In Rister, the UM claimants' policy contained a provision which defined an uninsured motor vehicle to include one whose liability insurer had denied coverage. Id. at 133. The liability insurer expressly denied coverage by letter and offered to defend under a reservation of rights. Thereafter, the liability insurer changed its position and made an offer of settlement which was accepted by the claimants. Id. at 133–34. This Court held that, “[w]hen a liability insurer, after an initial denial of coverage, extends an offer in settlement, it may be said it has only conditionally withdrawn its denial. However, when such an offer is accepted, the liability insurer no longer denies coverage.” Id. at 136. Relying on this language, Bedell argues that she is entitled to UM benefits because State Farm's month-long investigation constituted a denial of coverage.

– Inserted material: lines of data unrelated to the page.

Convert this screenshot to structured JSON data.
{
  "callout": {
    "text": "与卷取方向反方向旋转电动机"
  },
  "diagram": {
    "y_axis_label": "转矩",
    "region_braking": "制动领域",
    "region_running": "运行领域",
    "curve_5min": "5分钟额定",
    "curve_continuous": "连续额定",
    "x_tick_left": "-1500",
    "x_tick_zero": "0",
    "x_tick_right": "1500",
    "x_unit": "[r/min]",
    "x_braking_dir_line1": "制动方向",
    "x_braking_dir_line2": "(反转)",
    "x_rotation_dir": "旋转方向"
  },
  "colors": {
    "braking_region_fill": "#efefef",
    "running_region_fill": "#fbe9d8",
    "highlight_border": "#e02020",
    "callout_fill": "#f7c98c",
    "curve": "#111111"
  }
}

We disagree. There was never a denial of coverage by State Farm. After conducting the investigation, State Farm expressly admitted coverage and later offered its $25,000 policy limits to settle Bedell's claim. Therefore, Rister is factually distinguishable and provides no support for Bedell's argument. Point III is denied.
The Shelter policies do not contain a similar provision. Given the basis for our disposition of this point, we need not address the effect, if any, of that difference in policy language.
The judgment of the trial court is affirmed.